The governor of even our little insular state is an important person whose duties require travel, both about the state and to our nation’s capital, among other venues. Arkansas governors have tended to gain a measure of national respect and prestigious offices like chairmanships of governors’ associations. No one should begrudge the governor’s travel to perform the ceremonial and substantive functions of those jobs.
The Arkansas Times began raising questions about the governor’s and his wife’s taxpayer-paid travels three years ago, suggesting that it was not all official business and that the state should not be subsidizing personal and political journeys.
There were Mrs. Huckabee’s flights to Okla-homa to visit friends and many flights to the first couple’s weekend getaway in southwest Arkansas. The Arkansas Democrat-Gazette Sunday identified a number of trips to Iowa, New Hampshire and South Carolina, the early presidential primary states.
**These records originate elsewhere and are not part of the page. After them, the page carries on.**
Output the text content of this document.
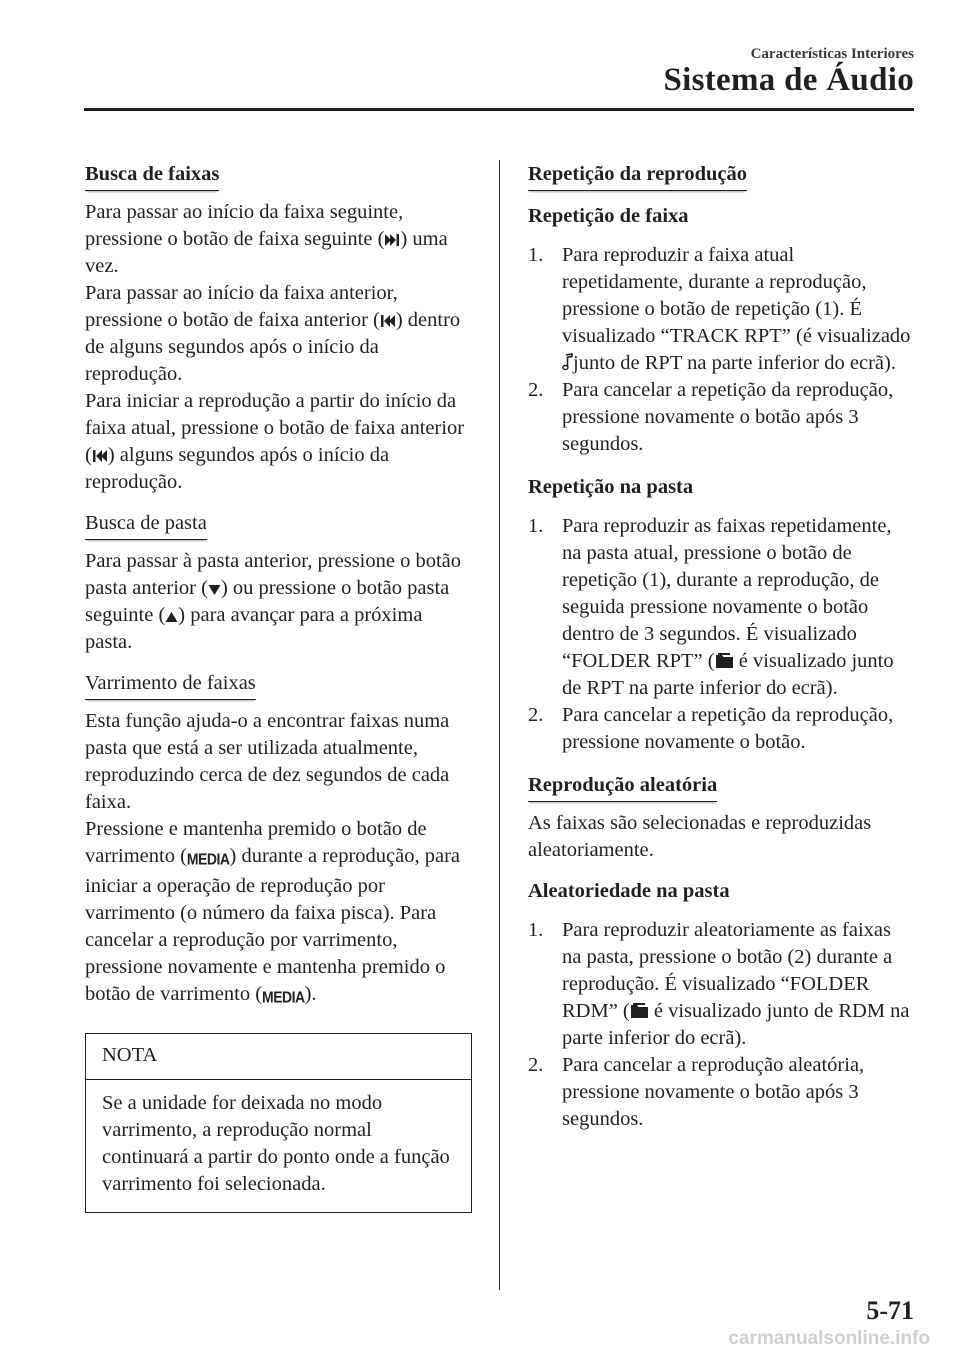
Características Interiores
Sistema de Áudio
Busca de faixas

Para passar ao início da faixa seguinte, pressione o botão de faixa seguinte ( ) uma vez.
Para passar ao início da faixa anterior, pressione o botão de faixa anterior ( ) dentro de alguns segundos após o início da reprodução.
Para iniciar a reprodução a partir do início da faixa atual, pressione o botão de faixa anterior ( ) alguns segundos após o início da reprodução.

Busca de pasta

Para passar à pasta anterior, pressione o botão pasta anterior ( ) ou pressione o botão pasta seguinte ( ) para avançar para a próxima pasta.

Varrimento de faixas

Esta função ajuda-o a encontrar faixas numa pasta que está a ser utilizada atualmente, reproduzindo cerca de dez segundos de cada faixa.
Pressione e mantenha premido o botão de varrimento (MEDIA) durante a reprodução, para iniciar a operação de reprodução por varrimento (o número da faixa pisca). Para cancelar a reprodução por varrimento, pressione novamente e mantenha premido o botão de varrimento (MEDIA).

NOTA
Se a unidade for deixada no modo varrimento, a reprodução normal continuará a partir do ponto onde a função varrimento foi selecionada.
Repetição da reprodução
Repetição de faixa
1. Para reproduzir a faixa atual repetidamente, durante a reprodução, pressione o botão de repetição (1). É visualizado “TRACK RPT” (é visualizado junto de RPT na parte inferior do ecrã).
2. Para cancelar a repetição da reprodução, pressione novamente o botão após 3 segundos.
Repetição na pasta
1. Para reproduzir as faixas repetidamente, na pasta atual, pressione o botão de repetição (1), durante a reprodução, de seguida pressione novamente o botão dentro de 3 segundos. É visualizado “FOLDER RPT” ( é visualizado junto de RPT na parte inferior do ecrã).
2. Para cancelar a repetição da reprodução, pressione novamente o botão.
Reprodução aleatória

As faixas são selecionadas e reproduzidas aleatoriamente.

Aleatoriedade na pasta
1. Para reproduzir aleatoriamente as faixas na pasta, pressione o botão (2) durante a reprodução. É visualizado “FOLDER RDM” ( é visualizado junto de RDM na parte inferior do ecrã).
2. Para cancelar a reprodução aleatória, pressione novamente o botão após 3 segundos.
5-71
carmanualsonline.info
Huckabee has refused for years to discuss the State Police flights with the Times because he says the paper does not report on him accurately. The Democrat-Gazette story said the governor refused to talk to its reporters about the travel because they edited and twisted his words. On a radio call-in show the other day, he said all the trips involved at least some official business, although there might have been personal and political events sandwiched around it. He wrote a policy in 1997 spelling out that he would not use the State Police aircraft for out-of-state trips that were “solely” for political or religious purposes or for personal business. An aide said then that the governor would reimburse the state from his campaign funds for part of the costs of any flights that happened to involve political events. The State Police said there had been no reimbursements.
What do others do? Bill Clinton, a similarly ambitious governor, did not use a state plane and paid for his gallivanting from campaign funds. The Republican governors of Texas and Missouri don’t let taxpayers pay for their air travel. Mississippi and Tennessee require extensive details on the state business involved in flights on state aircraft.
Who can say whether the Huckabees abused the office by charging taxpayers for personal and political business in the 731 flights they took on State Police planes from July 1996 through 2005?
We must give them the benefit of doubt. But we confidently surmise one thing: As it is in so much else in the realm of public ethics, Arkansas is woefully lax in enforcing good behavior by its servants. The state should require detailed records and strict accounting for public travel by officeholders. Until it does, some politician sometime is liable to cheat.